According to a new survey by the American Red Cross, 80% of Americans said they can swim, but only 56% can perform critical water safety skills that could save their lives.
Just because you spent the majority of your time at the pool last summer, that doesn't necessarily mean you're ready for the pool this summer.
"The kids that were strong swimmers last summer they think that they can just jump in and start swimming right away and that's not the case because they haven't swam all year," siad Columbia Basin Racquet Club lifeguard supervisor Kari Woelber
Woelber said the best thing to do is take some swimming lessons.
She says if you don't it is easy to feel uncomfortable in the water and if that's the case a simple situation can escalate quickly.
"It's those ones that the tense up really tight and get real panicky and they don't know I think you just relax that of you just relax and roll to your back if you roll to your back it's really easy or just bobbing up-and-down and water to safety," siad Woelber.
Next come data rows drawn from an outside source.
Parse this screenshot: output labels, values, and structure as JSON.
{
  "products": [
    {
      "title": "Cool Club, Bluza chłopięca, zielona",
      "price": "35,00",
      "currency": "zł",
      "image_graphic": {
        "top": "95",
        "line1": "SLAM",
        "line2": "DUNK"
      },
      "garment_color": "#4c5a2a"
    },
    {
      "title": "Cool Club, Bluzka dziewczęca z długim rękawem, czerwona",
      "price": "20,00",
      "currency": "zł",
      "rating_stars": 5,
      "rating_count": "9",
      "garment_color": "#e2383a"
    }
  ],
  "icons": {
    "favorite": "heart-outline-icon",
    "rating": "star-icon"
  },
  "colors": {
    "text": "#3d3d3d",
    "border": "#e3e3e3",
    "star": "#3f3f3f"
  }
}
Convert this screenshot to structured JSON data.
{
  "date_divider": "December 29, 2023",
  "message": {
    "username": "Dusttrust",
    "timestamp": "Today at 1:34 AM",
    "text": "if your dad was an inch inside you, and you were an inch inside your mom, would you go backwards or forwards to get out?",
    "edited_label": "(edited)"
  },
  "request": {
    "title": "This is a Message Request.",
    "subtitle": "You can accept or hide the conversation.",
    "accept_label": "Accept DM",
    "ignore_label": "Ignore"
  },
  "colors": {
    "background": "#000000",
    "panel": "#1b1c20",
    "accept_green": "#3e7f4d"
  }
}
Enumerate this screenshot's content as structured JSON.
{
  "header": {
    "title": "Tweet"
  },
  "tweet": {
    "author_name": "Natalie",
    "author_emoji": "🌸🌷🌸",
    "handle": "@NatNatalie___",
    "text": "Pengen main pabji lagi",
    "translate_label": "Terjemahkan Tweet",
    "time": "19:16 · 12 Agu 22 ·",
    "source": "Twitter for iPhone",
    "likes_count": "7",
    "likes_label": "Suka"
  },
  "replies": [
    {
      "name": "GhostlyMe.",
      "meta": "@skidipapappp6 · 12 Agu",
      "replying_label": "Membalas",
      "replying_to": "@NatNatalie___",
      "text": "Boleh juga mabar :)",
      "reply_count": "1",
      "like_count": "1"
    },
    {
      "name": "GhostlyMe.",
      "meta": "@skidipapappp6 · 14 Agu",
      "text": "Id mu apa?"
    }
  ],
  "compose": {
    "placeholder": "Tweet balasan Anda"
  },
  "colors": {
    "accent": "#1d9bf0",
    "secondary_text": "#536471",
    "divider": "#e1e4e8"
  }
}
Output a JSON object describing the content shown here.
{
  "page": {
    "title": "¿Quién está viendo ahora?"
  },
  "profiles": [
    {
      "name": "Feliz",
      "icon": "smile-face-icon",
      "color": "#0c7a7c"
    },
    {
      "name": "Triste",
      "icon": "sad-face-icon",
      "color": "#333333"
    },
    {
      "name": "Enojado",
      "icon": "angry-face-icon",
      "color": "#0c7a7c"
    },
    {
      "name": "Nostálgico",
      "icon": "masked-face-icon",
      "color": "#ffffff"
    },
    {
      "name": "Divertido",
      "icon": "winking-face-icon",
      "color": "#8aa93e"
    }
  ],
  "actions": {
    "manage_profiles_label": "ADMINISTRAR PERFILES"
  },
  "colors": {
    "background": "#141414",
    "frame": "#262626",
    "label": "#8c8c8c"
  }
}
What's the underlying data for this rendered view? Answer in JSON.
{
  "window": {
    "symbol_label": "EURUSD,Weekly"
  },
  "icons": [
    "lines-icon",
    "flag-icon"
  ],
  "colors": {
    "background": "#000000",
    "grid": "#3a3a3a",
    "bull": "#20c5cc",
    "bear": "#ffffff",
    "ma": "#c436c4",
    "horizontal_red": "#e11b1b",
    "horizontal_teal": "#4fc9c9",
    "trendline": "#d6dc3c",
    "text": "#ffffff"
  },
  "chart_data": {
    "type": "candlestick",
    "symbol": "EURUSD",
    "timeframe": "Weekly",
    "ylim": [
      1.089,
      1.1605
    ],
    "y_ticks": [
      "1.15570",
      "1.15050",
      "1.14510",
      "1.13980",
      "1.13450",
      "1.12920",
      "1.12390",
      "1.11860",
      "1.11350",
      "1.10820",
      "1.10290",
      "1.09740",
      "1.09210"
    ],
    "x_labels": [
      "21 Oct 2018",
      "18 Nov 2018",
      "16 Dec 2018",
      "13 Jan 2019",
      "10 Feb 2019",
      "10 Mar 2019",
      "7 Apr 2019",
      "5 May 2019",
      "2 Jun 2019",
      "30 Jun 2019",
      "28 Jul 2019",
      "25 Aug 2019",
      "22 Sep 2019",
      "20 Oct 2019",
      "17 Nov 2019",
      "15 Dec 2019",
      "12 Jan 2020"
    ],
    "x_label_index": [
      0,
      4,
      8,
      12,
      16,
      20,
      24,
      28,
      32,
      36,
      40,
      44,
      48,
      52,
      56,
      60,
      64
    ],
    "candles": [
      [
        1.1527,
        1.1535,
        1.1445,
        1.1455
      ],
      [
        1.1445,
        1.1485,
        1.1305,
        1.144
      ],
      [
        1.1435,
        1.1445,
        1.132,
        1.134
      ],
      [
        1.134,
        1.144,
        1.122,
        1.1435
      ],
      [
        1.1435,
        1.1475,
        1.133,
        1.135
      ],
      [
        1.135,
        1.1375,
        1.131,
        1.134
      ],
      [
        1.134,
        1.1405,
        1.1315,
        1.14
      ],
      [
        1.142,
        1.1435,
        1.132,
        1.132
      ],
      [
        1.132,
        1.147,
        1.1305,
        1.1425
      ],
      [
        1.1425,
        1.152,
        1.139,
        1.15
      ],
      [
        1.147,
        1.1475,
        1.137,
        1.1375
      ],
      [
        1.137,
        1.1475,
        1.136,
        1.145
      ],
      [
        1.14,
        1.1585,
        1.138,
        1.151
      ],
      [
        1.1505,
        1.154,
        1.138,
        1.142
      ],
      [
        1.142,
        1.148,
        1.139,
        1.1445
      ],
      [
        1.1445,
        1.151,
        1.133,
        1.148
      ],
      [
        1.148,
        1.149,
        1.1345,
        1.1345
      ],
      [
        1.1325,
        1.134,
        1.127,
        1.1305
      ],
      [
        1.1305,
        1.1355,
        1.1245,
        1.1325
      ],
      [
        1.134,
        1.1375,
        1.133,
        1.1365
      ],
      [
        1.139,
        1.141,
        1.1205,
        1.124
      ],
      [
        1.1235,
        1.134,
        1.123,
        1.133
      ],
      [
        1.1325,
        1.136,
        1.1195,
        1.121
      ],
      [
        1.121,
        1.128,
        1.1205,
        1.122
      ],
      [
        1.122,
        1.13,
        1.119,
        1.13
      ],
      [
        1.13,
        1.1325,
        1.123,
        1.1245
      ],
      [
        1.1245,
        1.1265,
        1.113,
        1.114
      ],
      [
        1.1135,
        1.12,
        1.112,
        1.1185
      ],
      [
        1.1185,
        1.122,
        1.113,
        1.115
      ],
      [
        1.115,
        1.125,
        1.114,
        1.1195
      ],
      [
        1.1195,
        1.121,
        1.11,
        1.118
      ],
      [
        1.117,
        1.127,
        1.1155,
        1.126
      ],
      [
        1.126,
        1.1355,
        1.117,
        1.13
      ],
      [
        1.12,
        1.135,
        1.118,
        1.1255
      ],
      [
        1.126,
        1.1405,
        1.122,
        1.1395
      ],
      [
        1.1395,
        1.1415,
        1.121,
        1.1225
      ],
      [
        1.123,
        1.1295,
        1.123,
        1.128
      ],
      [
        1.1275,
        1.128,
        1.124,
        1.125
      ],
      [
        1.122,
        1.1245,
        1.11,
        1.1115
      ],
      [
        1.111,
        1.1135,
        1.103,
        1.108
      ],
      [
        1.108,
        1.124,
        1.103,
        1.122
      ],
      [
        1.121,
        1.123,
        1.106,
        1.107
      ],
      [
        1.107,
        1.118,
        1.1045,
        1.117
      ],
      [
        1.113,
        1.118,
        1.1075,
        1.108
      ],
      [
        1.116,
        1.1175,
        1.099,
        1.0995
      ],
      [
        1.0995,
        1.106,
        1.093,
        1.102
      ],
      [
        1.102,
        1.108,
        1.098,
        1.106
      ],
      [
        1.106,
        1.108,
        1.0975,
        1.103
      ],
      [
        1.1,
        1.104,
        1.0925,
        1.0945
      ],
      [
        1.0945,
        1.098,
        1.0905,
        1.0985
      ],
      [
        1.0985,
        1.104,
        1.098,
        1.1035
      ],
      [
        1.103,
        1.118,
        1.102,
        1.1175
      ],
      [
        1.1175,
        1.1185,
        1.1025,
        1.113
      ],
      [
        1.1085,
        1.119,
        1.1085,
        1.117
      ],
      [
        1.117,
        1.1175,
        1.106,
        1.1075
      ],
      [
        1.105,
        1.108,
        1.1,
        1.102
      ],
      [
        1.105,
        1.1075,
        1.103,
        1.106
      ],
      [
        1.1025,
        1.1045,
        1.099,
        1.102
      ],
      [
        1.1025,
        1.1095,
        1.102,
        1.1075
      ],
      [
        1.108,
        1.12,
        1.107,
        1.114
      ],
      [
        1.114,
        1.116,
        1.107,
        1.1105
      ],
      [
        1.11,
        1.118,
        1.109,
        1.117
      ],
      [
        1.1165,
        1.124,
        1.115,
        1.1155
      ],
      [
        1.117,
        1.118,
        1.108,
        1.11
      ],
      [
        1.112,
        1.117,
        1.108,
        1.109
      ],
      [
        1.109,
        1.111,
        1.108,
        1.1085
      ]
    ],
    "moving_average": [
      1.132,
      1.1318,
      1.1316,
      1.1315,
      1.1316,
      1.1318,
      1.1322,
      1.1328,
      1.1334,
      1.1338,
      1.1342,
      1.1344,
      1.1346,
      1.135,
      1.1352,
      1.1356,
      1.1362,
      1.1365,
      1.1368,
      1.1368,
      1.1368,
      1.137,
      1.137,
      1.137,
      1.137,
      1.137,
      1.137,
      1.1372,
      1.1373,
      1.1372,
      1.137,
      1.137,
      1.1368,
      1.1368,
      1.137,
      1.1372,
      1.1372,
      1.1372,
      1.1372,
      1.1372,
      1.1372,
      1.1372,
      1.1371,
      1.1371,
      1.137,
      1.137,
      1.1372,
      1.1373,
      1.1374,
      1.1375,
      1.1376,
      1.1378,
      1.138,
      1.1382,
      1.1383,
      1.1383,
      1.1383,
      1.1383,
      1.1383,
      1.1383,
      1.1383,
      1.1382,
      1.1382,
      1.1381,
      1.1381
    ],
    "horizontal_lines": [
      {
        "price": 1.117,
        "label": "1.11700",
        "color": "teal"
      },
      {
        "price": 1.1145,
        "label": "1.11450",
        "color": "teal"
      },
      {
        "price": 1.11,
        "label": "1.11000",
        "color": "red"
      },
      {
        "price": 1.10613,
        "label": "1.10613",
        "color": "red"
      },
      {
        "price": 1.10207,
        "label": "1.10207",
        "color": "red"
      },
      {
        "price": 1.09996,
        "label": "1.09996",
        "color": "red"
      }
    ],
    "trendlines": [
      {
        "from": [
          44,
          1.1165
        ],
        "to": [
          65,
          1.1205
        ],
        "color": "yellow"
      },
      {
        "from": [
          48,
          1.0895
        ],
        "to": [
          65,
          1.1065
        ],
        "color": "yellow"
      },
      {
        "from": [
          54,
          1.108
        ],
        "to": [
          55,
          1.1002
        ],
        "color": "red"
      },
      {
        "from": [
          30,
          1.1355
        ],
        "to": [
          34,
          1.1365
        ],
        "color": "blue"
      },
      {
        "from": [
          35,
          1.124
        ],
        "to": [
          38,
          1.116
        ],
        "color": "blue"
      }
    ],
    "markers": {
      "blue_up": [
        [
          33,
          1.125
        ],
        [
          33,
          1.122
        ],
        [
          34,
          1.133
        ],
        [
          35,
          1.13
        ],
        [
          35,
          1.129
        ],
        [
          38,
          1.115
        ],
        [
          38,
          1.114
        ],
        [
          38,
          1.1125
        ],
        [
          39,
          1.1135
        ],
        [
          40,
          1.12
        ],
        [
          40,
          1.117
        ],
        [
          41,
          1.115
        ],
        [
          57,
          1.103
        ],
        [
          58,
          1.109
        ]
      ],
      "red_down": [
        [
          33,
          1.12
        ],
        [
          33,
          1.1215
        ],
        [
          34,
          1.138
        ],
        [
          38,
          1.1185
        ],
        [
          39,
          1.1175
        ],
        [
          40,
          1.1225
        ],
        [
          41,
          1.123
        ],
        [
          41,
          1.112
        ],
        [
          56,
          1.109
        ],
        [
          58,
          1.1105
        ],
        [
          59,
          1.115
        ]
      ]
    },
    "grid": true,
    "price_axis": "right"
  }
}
Monica Riggs said putting her kids in swim lessons and making sure they know basic water safety is a crucial piece of her summer puzzle.
"Just knowing that they can go with other family and know what the doing always swim to the wall for safety.," said Riggs.
Swimming doesn't have an age limit and Woelber siad she has seen an increasing number of adults interested in taking lessons.
She said a lot of them never had a chance to take lessons when they were younger and want to be able to swim with their kids or grandkids on family vacations.